Innovations to clinical trial design alone cannot move the needle unless we have access to suitable new drug combinations. To this end, the Ivy Center has adopted an aggressive stance in its pharmaceutical and biotech partnerships. Traditionally, the marriage between an academic medical center and a drug company is contentious. Details surrounding financial support, intellectual property, and contracting can plague even the best-intentioned projects, slowing progress to a crawl. A brain tumor clinical trial can take years to complete. To sidestep these landmines, the Ivy Center never requests a penny (from patients or industry) for its clinical trials, nor does it lay claim to intellectual property or downstream revenue. By assembling a specialized, stand-alone legal team unencumbered by the corporate policies of an academic medical center, the lead-in time for planning a new clinical trial can be measured in weeks.
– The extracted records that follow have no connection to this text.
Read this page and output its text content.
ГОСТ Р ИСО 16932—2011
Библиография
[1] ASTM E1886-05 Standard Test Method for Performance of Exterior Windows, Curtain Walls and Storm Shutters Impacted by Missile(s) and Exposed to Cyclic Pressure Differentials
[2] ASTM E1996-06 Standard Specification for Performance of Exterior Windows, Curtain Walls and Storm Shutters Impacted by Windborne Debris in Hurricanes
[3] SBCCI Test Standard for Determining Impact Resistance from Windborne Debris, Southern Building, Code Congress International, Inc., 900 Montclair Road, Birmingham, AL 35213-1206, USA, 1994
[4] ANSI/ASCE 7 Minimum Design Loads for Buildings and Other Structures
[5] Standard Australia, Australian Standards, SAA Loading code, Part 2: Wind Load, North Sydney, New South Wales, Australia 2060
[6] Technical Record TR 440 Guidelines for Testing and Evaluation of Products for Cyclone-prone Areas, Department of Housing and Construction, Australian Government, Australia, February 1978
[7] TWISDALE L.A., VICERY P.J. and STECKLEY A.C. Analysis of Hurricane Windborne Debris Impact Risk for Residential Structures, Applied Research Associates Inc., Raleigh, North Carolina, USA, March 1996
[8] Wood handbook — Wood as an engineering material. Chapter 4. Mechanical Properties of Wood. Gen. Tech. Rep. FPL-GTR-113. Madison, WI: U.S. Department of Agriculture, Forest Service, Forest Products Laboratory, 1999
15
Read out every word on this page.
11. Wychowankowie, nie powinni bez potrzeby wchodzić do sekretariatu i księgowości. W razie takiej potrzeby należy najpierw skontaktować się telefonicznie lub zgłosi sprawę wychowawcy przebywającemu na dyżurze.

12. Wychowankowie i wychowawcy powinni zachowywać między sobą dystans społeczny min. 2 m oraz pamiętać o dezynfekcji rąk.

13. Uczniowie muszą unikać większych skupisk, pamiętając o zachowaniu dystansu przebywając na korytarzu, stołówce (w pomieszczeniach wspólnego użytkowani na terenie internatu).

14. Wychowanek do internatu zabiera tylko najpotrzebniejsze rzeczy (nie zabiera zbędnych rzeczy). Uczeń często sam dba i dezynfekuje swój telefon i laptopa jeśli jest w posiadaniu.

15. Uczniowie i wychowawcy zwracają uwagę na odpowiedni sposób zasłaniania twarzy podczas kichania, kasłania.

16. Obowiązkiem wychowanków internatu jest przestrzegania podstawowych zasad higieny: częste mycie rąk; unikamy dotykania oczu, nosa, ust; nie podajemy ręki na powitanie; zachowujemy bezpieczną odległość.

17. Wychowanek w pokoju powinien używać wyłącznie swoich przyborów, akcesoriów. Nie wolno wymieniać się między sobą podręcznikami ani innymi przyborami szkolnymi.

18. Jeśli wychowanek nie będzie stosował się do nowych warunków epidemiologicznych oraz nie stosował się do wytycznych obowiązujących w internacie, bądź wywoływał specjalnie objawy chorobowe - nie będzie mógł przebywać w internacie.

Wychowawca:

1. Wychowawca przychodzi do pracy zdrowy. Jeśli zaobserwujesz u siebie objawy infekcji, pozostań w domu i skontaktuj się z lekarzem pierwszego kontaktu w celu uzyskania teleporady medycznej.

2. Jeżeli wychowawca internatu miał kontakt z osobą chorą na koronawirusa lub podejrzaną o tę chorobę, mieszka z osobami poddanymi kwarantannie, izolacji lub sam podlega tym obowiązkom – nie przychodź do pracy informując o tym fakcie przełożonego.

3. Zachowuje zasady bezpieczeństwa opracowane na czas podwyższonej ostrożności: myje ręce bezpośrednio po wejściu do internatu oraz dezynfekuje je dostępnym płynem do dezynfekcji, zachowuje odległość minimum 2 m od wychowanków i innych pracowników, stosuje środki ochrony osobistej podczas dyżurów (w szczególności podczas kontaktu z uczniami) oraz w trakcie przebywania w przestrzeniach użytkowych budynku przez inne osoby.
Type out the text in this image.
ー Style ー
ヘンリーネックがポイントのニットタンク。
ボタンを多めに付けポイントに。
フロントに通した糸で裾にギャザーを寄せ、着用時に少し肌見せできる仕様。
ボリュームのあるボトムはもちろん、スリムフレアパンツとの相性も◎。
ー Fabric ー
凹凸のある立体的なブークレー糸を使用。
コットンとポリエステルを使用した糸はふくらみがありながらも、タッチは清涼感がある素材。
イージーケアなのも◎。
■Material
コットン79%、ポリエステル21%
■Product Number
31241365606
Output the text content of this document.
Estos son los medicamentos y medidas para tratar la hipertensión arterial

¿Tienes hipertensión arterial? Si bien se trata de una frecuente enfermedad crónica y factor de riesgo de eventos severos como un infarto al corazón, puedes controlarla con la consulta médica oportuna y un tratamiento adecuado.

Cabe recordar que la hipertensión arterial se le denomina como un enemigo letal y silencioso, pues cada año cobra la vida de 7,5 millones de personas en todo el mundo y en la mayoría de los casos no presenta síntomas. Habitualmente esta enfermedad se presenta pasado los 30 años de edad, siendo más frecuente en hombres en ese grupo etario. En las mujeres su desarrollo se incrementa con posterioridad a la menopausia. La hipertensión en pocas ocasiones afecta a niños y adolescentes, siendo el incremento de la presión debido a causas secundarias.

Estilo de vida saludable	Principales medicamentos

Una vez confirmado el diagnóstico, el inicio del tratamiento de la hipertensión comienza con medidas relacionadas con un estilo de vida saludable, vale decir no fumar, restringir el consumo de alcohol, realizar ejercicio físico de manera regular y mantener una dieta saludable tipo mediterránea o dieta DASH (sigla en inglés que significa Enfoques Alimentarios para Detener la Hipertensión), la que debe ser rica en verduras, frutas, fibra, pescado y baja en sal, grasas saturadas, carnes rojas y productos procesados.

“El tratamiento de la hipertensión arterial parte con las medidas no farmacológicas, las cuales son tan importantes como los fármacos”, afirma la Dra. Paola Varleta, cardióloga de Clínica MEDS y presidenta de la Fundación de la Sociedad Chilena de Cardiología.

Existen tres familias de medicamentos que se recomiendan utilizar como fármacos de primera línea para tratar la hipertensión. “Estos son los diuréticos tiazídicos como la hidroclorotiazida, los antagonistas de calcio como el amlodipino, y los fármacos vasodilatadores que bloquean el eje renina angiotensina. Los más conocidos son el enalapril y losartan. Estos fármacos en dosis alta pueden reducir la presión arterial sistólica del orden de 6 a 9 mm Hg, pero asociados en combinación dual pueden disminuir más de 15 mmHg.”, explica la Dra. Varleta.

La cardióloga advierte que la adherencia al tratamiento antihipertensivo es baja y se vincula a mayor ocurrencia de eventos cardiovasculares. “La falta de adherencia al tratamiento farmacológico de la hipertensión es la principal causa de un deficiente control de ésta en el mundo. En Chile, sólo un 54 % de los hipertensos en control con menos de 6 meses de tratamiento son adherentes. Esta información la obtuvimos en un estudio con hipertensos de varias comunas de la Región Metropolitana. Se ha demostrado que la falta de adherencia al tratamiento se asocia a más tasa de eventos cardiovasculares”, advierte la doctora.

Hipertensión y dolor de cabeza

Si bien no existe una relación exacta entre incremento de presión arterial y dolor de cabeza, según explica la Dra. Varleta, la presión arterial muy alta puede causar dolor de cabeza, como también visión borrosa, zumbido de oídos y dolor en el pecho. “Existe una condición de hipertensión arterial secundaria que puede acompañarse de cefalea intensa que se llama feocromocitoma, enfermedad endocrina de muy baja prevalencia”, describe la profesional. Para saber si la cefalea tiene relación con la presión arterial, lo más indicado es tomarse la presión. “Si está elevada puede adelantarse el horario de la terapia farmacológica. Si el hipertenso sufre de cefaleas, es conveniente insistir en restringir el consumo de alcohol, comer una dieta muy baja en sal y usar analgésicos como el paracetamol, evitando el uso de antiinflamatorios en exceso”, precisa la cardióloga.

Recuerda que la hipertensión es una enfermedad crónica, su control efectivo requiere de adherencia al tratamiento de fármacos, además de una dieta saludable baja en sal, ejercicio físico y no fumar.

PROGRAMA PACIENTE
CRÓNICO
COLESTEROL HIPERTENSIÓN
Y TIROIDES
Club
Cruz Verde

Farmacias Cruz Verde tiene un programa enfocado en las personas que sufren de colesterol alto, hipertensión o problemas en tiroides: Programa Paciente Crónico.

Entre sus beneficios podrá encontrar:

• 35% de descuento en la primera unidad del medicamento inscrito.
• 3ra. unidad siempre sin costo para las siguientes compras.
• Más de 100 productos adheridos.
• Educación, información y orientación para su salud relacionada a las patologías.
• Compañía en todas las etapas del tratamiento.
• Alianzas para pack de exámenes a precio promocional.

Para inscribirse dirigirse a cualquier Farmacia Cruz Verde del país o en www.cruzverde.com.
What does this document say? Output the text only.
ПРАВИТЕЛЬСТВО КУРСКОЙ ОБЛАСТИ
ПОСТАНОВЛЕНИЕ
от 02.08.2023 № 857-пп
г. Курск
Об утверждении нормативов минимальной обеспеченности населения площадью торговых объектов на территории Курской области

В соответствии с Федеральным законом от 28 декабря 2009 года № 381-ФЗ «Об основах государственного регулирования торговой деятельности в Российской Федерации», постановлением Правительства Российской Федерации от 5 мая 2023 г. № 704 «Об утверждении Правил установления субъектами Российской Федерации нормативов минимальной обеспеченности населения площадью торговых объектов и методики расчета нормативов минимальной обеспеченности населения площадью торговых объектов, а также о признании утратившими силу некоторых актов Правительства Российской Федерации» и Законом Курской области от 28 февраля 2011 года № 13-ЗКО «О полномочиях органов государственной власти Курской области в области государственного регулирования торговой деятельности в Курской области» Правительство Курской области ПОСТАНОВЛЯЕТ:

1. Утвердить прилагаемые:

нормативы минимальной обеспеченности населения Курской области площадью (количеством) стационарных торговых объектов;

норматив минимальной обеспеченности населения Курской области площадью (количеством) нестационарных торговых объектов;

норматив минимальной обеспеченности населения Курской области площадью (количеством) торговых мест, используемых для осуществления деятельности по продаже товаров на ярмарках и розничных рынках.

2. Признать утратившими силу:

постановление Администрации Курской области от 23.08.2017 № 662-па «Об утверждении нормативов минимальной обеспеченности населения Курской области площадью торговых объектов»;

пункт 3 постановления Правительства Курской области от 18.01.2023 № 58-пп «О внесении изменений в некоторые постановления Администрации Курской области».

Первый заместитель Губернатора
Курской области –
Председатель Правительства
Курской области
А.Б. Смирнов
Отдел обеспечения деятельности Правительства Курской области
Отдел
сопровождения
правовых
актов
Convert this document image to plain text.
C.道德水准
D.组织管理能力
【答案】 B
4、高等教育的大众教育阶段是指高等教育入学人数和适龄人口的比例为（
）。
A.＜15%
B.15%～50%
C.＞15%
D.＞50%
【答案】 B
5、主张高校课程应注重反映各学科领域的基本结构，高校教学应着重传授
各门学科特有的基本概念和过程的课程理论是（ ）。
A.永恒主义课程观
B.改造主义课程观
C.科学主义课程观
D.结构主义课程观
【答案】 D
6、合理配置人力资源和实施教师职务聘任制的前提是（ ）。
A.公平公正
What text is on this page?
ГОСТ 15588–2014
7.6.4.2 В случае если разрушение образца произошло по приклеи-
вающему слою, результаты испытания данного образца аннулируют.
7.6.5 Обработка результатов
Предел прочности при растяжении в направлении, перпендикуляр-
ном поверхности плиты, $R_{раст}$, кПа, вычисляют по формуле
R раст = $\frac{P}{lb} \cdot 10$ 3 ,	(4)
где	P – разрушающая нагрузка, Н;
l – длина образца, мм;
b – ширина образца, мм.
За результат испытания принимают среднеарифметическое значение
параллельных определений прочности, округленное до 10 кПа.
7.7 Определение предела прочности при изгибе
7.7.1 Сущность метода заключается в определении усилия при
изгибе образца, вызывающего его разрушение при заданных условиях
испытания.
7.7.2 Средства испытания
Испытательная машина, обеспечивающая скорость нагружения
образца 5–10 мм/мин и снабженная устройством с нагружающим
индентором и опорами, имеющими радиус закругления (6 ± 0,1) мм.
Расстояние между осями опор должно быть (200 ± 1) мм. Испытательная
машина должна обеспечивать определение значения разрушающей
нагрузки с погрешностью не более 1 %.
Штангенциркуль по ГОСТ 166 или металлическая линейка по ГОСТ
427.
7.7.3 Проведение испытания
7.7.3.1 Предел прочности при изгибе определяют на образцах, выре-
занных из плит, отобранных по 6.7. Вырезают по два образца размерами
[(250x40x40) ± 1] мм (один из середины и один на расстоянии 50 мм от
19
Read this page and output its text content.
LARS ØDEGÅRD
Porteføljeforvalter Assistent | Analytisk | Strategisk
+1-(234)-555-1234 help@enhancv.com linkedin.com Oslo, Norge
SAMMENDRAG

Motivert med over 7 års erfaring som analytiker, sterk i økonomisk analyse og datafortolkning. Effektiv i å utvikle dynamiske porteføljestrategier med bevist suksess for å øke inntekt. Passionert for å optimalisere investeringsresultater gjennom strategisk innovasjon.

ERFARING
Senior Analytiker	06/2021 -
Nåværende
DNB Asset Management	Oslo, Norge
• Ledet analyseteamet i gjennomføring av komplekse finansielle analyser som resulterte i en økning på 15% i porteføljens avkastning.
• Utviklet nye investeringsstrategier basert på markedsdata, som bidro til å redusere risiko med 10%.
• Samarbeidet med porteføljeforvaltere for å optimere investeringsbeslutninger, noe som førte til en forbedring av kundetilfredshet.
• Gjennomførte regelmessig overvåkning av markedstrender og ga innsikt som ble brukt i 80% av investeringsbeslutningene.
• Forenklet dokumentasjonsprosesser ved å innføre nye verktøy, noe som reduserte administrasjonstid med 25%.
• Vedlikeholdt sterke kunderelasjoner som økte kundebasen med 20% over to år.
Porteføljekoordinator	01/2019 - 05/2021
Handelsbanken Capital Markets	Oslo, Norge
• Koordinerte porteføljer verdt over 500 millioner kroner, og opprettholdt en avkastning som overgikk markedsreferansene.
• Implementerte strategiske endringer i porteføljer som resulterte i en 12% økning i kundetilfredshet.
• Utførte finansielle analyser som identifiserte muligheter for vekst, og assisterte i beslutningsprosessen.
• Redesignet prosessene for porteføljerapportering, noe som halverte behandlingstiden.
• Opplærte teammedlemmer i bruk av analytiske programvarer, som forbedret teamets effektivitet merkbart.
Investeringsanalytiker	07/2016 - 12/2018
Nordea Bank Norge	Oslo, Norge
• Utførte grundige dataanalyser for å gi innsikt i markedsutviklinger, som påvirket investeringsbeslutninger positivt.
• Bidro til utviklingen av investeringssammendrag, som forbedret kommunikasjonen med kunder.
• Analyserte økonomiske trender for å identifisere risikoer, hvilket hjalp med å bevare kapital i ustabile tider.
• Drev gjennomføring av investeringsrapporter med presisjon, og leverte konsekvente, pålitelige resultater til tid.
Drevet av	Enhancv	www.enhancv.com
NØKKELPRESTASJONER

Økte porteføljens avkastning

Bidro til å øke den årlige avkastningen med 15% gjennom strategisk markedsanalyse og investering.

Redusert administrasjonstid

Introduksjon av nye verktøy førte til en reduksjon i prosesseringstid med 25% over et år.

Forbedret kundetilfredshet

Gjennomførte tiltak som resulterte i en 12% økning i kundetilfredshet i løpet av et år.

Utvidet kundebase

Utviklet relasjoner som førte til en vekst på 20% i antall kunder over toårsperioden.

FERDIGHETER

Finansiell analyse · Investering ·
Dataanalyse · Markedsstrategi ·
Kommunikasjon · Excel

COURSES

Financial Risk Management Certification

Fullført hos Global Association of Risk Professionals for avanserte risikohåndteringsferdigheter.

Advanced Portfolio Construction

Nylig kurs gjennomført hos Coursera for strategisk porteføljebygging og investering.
With this positive approach to industry partnerships, companies are incentivized to engage the brain tumor market.
Through hard-fought advances in the science and medicine of brain tumor patient care, our community of patients, physicians, caregivers, and scientists is approaching an inflection point. Successful drug development campaigns against other cancers provide a blueprint for efficient bench-to-bedside translation and effective industry collaboration. The Ivy Brain Tumor Center is carving a new road towards accelerated drug development and tailored care for individuals struggling against a perennially mortal adversary.